1.31 Overig bouwwerk
Een bouwkundige constructie van enige omvang, geen pand zijnde, die direct en duurzaam met de aarde is verbonden.
1.32 Pand
De kleinste bij de totstandkoming functioneel en bouwkundig-constructief zelfstandige eenheid die direct en duurzaam met de aarde is verbonden en betreedbaar en afsluitbaar is.
1.33 Patiowoning
Een nultreden-/levenslooptbestendige woning met een geheel of gedeeltelijk omsloten binnenplaats of binnentuin gevormd door de gevels van belendende dan wel op het eigen bouwperceel aanwezige bebouwing.
1.34 Peil
- a. Voor bouwwerk op een perceel, waarvan de hoofdtoegang direct aan de weg grenst: de hoogte van de weg ter plaatse van die hoofdtoegang;
- b. Voor een bouwwerk op een perceel, waarvan de hoofdtoegang niet direct aan de weg grenst: de gemiddelde hoogte van het afgewerkte aansluitende maaiveld;
- c. Indien in of op het water wordt gebouwd: het Nieuw Amsterdams Peil.
1.35 Prostitutie
Het zich beschikbaar stellen tot het verrichten van seksuele handelingen met een ander tegen vergoeding, daaronder begrepen straatprostitutie.
1.36 Seksinrichting
De voor het publiek toegankelijke besloten ruimte waarin bedrijfsmatig, of in een omvang alsof zij bedrijfsmatig was, seksuele handelingen worden verricht, of vertoningen van erotisch pornografische aard plaatsvinden. Onder seksinrichting wordt in ieder geval verstaan: een prostitutiebedrijf alsmede een erotische massagesalon, een seksbioscoop, seksautomatenhal, sekstheater of een parenclub, al dan niet in combinatie met elkaar.
1.37 Starterswoning
een koopwoning die voor starters op de woningmarkt bereikbaar is starters op de koopwoningmarkt zijn mensen die nog niet eerder een koopwoning hebben gehad.
1.38 Voorgevelrooilijn
Een denkbeeldige lijn, waar de voorgevel van een hoofdgebouw op moet zijn georiënteerd.
1.39 Voortuin
erf dat geen onderdeel is van de achtertuin.

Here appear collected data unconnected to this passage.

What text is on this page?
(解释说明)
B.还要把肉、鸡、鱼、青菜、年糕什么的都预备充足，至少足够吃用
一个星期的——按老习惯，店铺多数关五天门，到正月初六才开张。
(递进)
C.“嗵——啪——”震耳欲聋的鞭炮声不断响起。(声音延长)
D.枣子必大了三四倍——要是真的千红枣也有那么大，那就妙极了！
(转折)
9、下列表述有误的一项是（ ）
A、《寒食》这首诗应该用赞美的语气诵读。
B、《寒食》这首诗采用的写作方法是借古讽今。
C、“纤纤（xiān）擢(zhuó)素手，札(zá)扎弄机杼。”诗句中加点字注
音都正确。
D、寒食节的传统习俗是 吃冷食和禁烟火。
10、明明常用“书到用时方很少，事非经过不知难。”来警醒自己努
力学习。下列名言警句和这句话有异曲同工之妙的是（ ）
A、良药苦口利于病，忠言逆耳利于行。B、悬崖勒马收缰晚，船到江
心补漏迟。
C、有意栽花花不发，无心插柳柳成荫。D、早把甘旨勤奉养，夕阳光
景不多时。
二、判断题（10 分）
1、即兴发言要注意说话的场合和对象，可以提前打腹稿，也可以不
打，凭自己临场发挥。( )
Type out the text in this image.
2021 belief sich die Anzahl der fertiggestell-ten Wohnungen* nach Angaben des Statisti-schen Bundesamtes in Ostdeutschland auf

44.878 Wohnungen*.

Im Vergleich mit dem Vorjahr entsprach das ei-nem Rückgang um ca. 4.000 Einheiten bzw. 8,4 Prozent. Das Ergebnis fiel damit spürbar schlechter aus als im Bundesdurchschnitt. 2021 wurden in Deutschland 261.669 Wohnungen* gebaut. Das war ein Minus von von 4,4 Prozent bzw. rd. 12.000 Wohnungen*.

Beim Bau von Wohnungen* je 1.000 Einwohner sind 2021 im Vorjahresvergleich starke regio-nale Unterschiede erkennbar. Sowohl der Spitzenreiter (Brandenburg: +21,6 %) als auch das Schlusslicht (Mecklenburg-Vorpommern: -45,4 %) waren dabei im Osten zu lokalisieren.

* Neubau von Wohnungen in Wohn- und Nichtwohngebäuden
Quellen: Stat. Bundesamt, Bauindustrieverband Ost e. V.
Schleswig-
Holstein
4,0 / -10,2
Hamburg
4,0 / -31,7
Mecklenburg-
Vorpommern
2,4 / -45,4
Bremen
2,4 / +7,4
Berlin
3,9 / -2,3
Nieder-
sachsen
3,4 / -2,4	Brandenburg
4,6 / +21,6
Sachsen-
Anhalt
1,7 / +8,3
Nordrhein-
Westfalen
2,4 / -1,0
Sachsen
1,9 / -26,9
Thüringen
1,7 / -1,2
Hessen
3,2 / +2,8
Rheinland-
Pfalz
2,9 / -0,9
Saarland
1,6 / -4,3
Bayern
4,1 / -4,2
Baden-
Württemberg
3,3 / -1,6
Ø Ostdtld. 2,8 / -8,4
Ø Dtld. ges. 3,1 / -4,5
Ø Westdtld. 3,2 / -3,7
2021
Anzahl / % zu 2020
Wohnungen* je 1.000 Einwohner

1.40 Voorzieningen van algemeen nut
Voorzieningen ten behoeve van het op het openbaar net aangesloten nutsvoorziening, het telecommunicatieverkeer, het openbaar vervoer en/of het wegverkeer.
1.41 Waterhuishoudkundige voorzieningen
Voorzieningen die nodig zijn ten behoeve van een goede wateraanvoer, waterafvoer, waterberging en waterkwaliteit.
1.42 Waterhuishoudkundig
Met betrekking tot de aanwezigheid van (natuurlijke) bronnen, kwel of natuurlijke stroming.
1.43 Weg
Een voor het rijverkeer en ander verkeer bestemde weg of pad, daaronder begrepen de daarin gelegen bruggen en duikers, de tot de weg of pad behorende bermen en zijkanten, alsmede de aan de weg liggende en als zodanig aangeduide parkeergelegenheden.
1.44 Wonen
Het gehuisvest zijn in een woning.
1.45 Woning / wooneenheid
Een zelfstandig (gedeelte van een) gebouw, dat dient voor de huisvesting van één huishouden.
Artikel 2 Wijze Van Meten
2.1 De dakhelling:
Langs het dakvlak ten opzichte van het horizontale vlak.
2.2 De goothoogte van een bouwwerk:
Vanaf het peil tot aan de bovenkant van de goot, c.q. de druiplijn, het boeibord, of een daarmee gelijk te stellen constructiedeel.
2.3 De inhoud van een bouwwerk:
Tussen de onderzijde van de begane grondvloer, de buitenzijde van de gevels (en/of het hart van de scheidingsmuren) en de buitenzijde van daken en dakkapellen.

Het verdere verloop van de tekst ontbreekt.